Dans une dynamique de coopération institutionnelle inédite, la Banque des États de l’Afrique Centrale (BEAC), la Direction Générale des Impôts (DGI) et la Direction Générale des Douanes et Droits Indirects (DGDDI) du Tchad ont franchi une étape décisive ce 21 Juillet 2026, en signant deux Protocoles d’accord relatifs à l’échange de données. La cérémonie, qui s’est tenue au siège de la Direction Nationale de la BEAC à N’Djaména, marque un tournant dans la modernisation de l’administration fiscale et douanière tchadienne.

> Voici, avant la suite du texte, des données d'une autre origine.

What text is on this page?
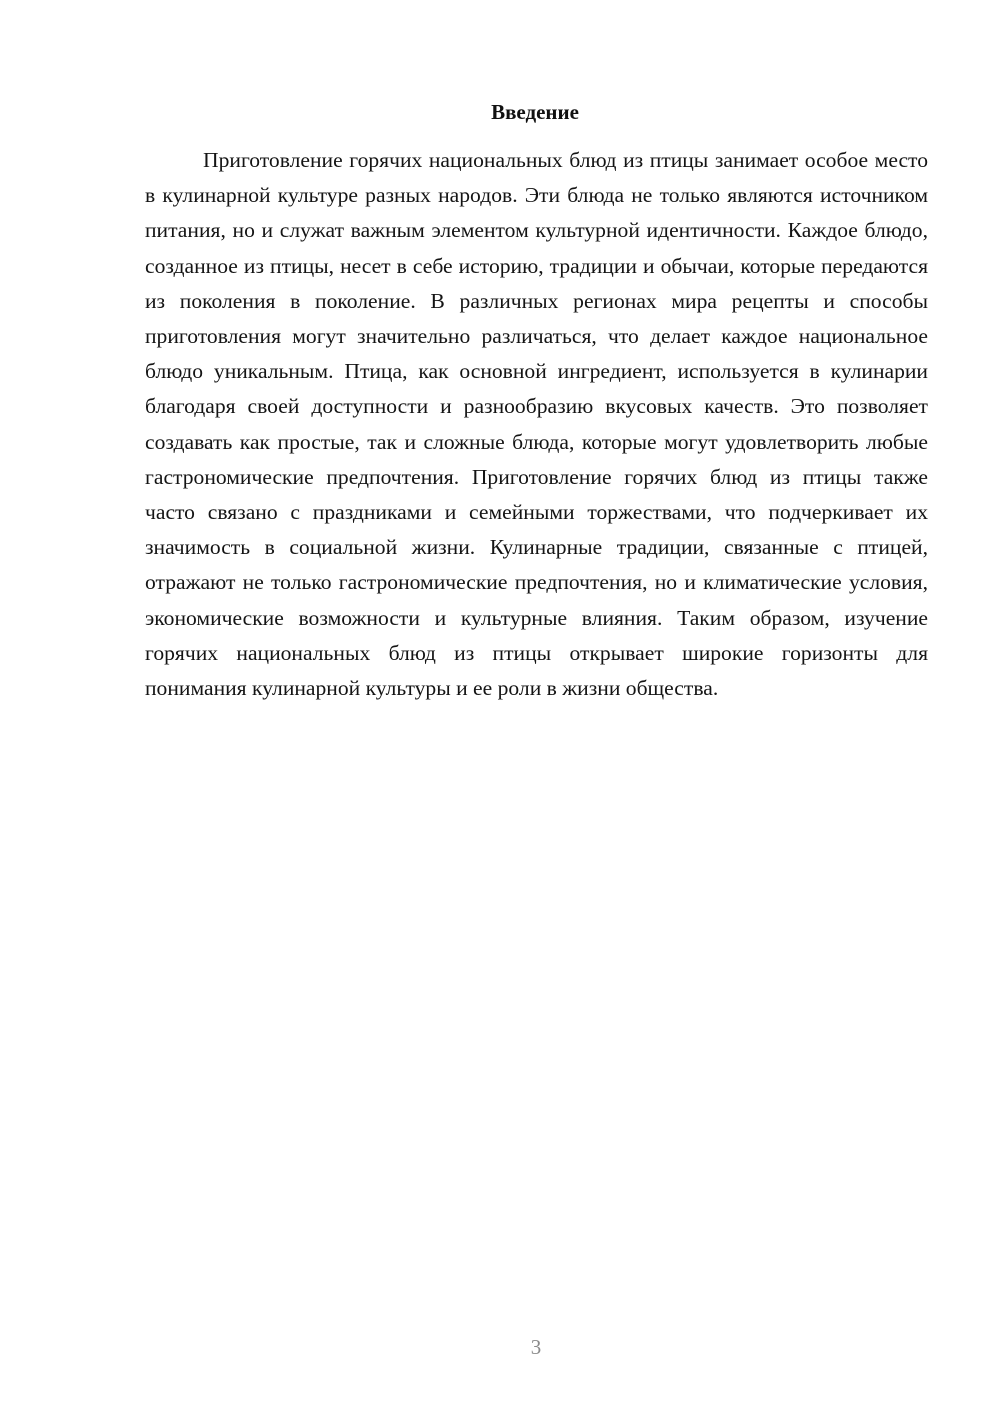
Введение

Приготовление горячих национальных блюд из птицы занимает особое место в кулинарной культуре разных народов. Эти блюда не только являются источником питания, но и служат важным элементом культурной идентичности. Каждое блюдо, созданное из птицы, несет в себе историю, традиции и обычаи, которые передаются из поколения в поколение. В различных регионах мира рецепты и способы приготовления могут значительно различаться, что делает каждое национальное блюдо уникальным. Птица, как основной ингредиент, используется в кулинарии благодаря своей доступности и разнообразию вкусовых качеств. Это позволяет создавать как простые, так и сложные блюда, которые могут удовлетворить любые гастрономические предпочтения. Приготовление горячих блюд из птицы также часто связано с праздниками и семейными торжествами, что подчеркивает их значимость в социальной жизни. Кулинарные традиции, связанные с птицей, отражают не только гастрономические предпочтения, но и климатические условия, экономические возможности и культурные влияния. Таким образом, изучение горячих национальных блюд из птицы открывает широкие горизонты для понимания кулинарной культуры и ее роли в жизни общества.

3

Ces accords, conclus dans un contexte de digitalisation accrue des procédures, visent à instaurer un cadre sécurisé de partage d’informations entre les trois institutions. L’objectif est clair : améliorer le suivi des opérations financières transfrontalières, renforcer la traçabilité des échanges commerciaux et contribuer activement à la prévention du blanchiment de capitaux et du financement du terrorisme. En facilitant le croisement des données, ce dispositif permettra aux administrations concernées de disposer d’une vision plus complète et fiable des flux économiques.
Un protocole BEAC-DGI au service de l’équité fiscale
Le Protocole signé entre la BEAC et la DGI revêt une importance particulière. Il s’inscrit dans la stratégie de modernisation de l’administration fiscale tchadienne, engagée dans une profonde mutation vers la digitalisation et l’optimisation de la mobilisation des ressources internes. Grâce à ce nouvel outil de collaboration, la DGI pourra renforcer ses capacités d’accès, de traitement et d’exploitation des données à des fins fiscales, dans le strict respect des dispositions légales, de la confidentialité et du secret professionnel.

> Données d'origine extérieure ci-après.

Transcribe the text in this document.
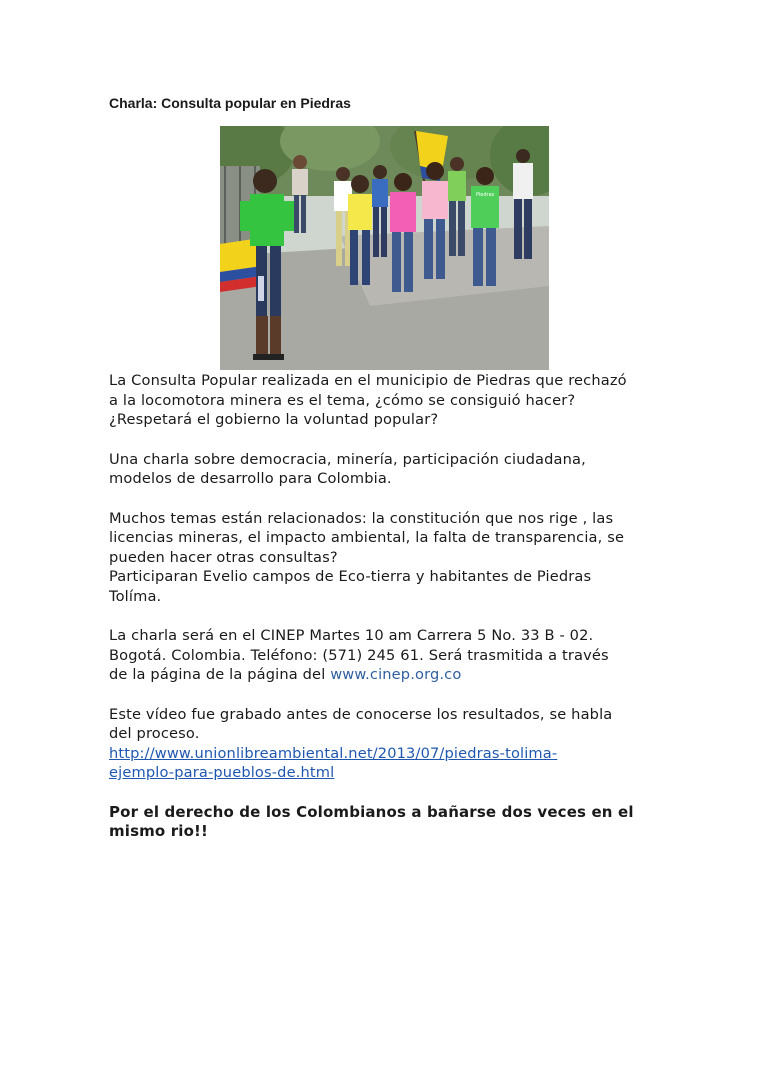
Charla: Consulta popular en Piedras
Piedras

La Consulta Popular realizada en el municipio de Piedras que rechazó
a la locomotora minera es el tema, ¿cómo se consiguió hacer?
¿Respetará el gobierno la voluntad popular?

Una charla sobre democracia, minería, participación ciudadana,
modelos de desarrollo para Colombia.

Muchos temas están relacionados: la constitución que nos rige , las
licencias mineras, el impacto ambiental, la falta de transparencia, se
pueden hacer otras consultas?
Participaran Evelio campos de Eco-tierra y habitantes de Piedras
Tolíma.

La charla será en el CINEP Martes 10 am Carrera 5 No. 33 B - 02.
Bogotá. Colombia. Teléfono: (571) 245 61. Será trasmitida a través
de la página de la página del www.cinep.org.co

Este vídeo fue grabado antes de conocerse los resultados, se habla
del proceso.
http://www.unionlibreambiental.net/2013/07/piedras-tolima-
ejemplo-para-pueblos-de.html

Por el derecho de los Colombianos a bañarse dos veces en el
mismo rio!!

Concrètement, cet accord devrait permettre :
· d’affiner la connaissance des matières imposables ;
· de renforcer la fiabilité et la cohérence des informations fiscales ;
· d’améliorer le ciblage et l’efficacité des contrôles ;
· de contribuer à une plus grande équité fiscale en intensifiant la lutte contre la fraude et l’évasion fiscales ;
· de favoriser une mobilisation plus efficace des ressources nécessaires au développement du Tchad.
Une coopération élargie aux douanes pour une traçabilité renforcée
Parallèlement, le protocole liant la BEAC et la DGDDI témoigne de la volonté commune de mieux encadrer les échanges transfrontaliers. En mutualisant leurs données, les deux institutions entendent renforcer la surveillance des flux de marchandises et de capitaux, tout en concourant à la stabilité financière de la sous-région.
Cette double signature s’inscrit dans la continuité des actions menées par la DGI, qui a déjà noué des partenariats similaires avec le Trésor Public et la Commune de N’Djaména. Elle illustre l’engagement de la BEAC à soutenir les administrations nationales dans leurs efforts de gouvernance économique, en phase avec les enjeux de transparence et d’efficacité.
Un levier pour le développement régional
Au-delà des aspects techniques, ces protocoles traduisent une ambition partagée : faire de la coopération institutionnelle un moteur de la stabilité financière et du développement économique de la CEMAC. En posant les jalons d’une circulation sécurisée et encadrée des données, la BEAC, la DGI et la DGDDI du Tchad offrent à leurs pays un outil stratégique pour faire face aux défis de la fraude, de l’évasion fiscale et de l’insécurité financière.
Une avancée majeure qui, espèrent les signataires, ouvrira la voie à une gestion plus agile, plus transparente et plus équitable des ressources publiques, au bénéfice des populations et de l’intégration régionale.